# Burnt Hedge Grunt Tube



## ghost1066 (Jul 29, 2014)

I had to make myself go to the shop and turn this one call this weekend. Still not getting things done I need to but thought I would post this one. It isn't too bad I don't think.

Reactions: Like 4 | EyeCandy! 5 | Way Cool 1


----------



## ironman123 (Jul 29, 2014)

Quite a bit toasty Tommy. Glad you made something.


----------



## Bigdrowdy1 (Jul 29, 2014)

Looks like Texas is not the only place where it is hot!! Good to see you back around Tommy hoping things are going your way.


----------



## BrentWin (Jul 31, 2014)

Nice torch work!


----------



## dbroswoods (Jul 31, 2014)

Looking good nice flame job!!! 

Mark


----------



## DavidDobbs (Jul 31, 2014)

Nice 

Dave


----------



## michael dee (Jul 31, 2014)

Help me out here ghost on burning Osage every time I try to flame a turkey pot call it seems to warp or cup and my top surface will not fit in flush what do I do? Help beautiful call by the way


----------



## ghost1066 (Aug 1, 2014)

michael dee said:


> Help me out here ghost on burning Osage every time I try to flame a turkey pot call it seems to warp or cup and my top surface will not fit in flush what do I do? Help beautiful call by the way



The wood is getting too hot causing the tension between the two types of grains to change at different rates so it twists. Most flamed pots I have seen are lightly burned compared to spindle shaped turnings. A cylinder is a much stronger and stable shape than a pot. Might try getting the flame father away and doing it in several LIGHT passes rather than holding the torch there too long. It might help.


----------



## BrentWin (Aug 1, 2014)

I could never get very satisfactory results with burning a pot either.
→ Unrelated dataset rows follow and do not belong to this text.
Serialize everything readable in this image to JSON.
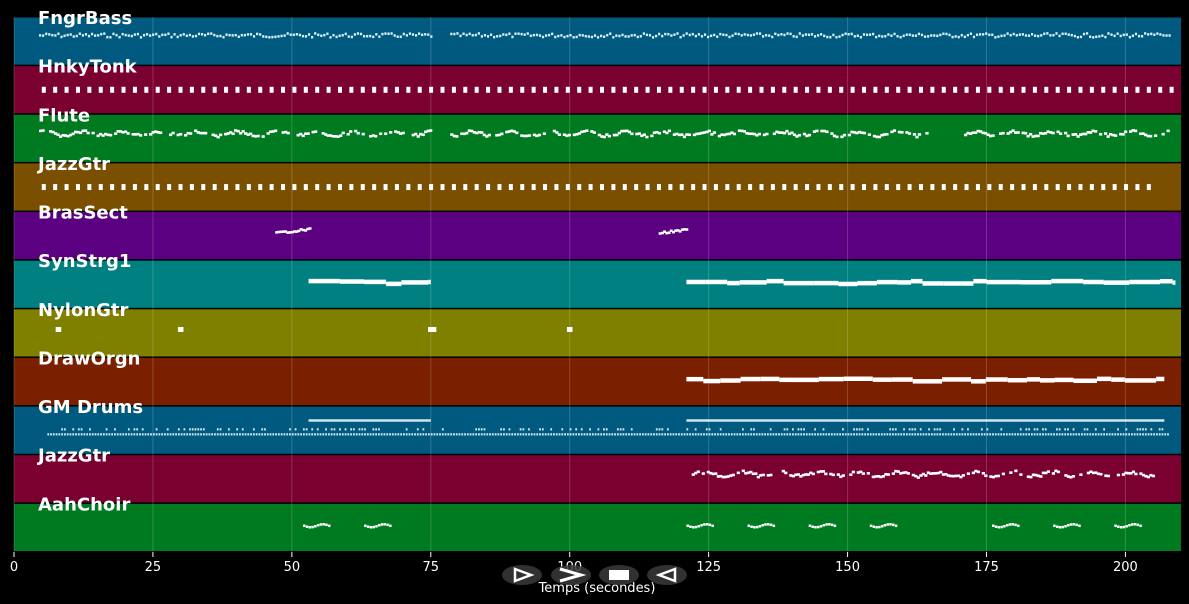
{
  "chart_data": {
    "type": "piano-roll",
    "xlabel": "Temps (secondes)",
    "xlim": [
      0,
      210
    ],
    "xticks": [
      0,
      25,
      50,
      75,
      100,
      125,
      150,
      175,
      200
    ],
    "grid": true,
    "tracks": [
      {
        "name": "FngrBass",
        "color": "#005a80",
        "pattern": "dense",
        "segments": [
          [
            4,
            75
          ],
          [
            78,
            208
          ]
        ]
      },
      {
        "name": "HnkyTonk",
        "color": "#7a0030",
        "pattern": "chords",
        "segments": [
          [
            4,
            208
          ]
        ]
      },
      {
        "name": "Flute",
        "color": "#007a20",
        "pattern": "melody",
        "segments": [
          [
            4,
            75
          ],
          [
            78,
            164
          ],
          [
            170,
            208
          ]
        ]
      },
      {
        "name": "JazzGtr",
        "color": "#7a5000",
        "pattern": "chords",
        "segments": [
          [
            4,
            205
          ]
        ]
      },
      {
        "name": "BrasSect",
        "color": "#5a0080",
        "pattern": "short",
        "segments": [
          [
            47,
            53
          ],
          [
            116,
            121
          ]
        ]
      },
      {
        "name": "SynStrg1",
        "color": "#008080",
        "pattern": "long",
        "segments": [
          [
            53,
            75
          ],
          [
            121,
            209
          ]
        ]
      },
      {
        "name": "NylonGtr",
        "color": "#7f7f00",
        "pattern": "marks",
        "segments": [
          [
            7.5,
            8.5
          ],
          [
            29.5,
            30.5
          ],
          [
            74.5,
            76
          ],
          [
            99.5,
            100.5
          ]
        ]
      },
      {
        "name": "DrawOrgn",
        "color": "#7a2000",
        "pattern": "long",
        "segments": [
          [
            121,
            207
          ]
        ]
      },
      {
        "name": "GM Drums",
        "color": "#005a80",
        "pattern": "drums",
        "segments": [
          [
            6,
            208
          ]
        ]
      },
      {
        "name": "JazzGtr",
        "color": "#7a0030",
        "pattern": "melody",
        "segments": [
          [
            121,
            205
          ]
        ]
      },
      {
        "name": "AahChoir",
        "color": "#007a20",
        "pattern": "phrases",
        "segments": [
          [
            52,
            57
          ],
          [
            63,
            68
          ],
          [
            121,
            126
          ],
          [
            132,
            137
          ],
          [
            143,
            148
          ],
          [
            154,
            159
          ],
          [
            176,
            181
          ],
          [
            187,
            192
          ],
          [
            198,
            203
          ]
        ]
      }
    ]
  },
  "controls": [
    {
      "name": "play-button",
      "icon": "play-icon"
    },
    {
      "name": "forward-button",
      "icon": "forward-icon"
    },
    {
      "name": "stop-button",
      "icon": "stop-icon"
    },
    {
      "name": "rewind-button",
      "icon": "rewind-icon"
    }
  ]
}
While typing this, a thought just hit me. I am going to try turning and sanding one on the back side only. I am going to burn it and let it rest for a few day and then hollow it out on the lathe. Maybe this will let the wood relax a little before hollowing. I don't know, but I'll give it a try and report back.


----------



## JR Custom Calls (Aug 1, 2014)

I burn quite a few pots... don't have issues with them now that I do it a certain way. I use a propane torch all the way up... I don't spin it on the lathe like I've seen some people do, I stop it and roll it around as needed. As soon as it's burned the way I want, I put it on my workbench with a piece of hedge on top of it and a paint can on top. I burn mine pretty heavy as well.

Reactions: Agree 1


----------



## michael dee (Aug 1, 2014)

Hey guys thanks for all your help , I think I am going to put it on the back burner for right now because I seem to be wasting to many good pots.


----------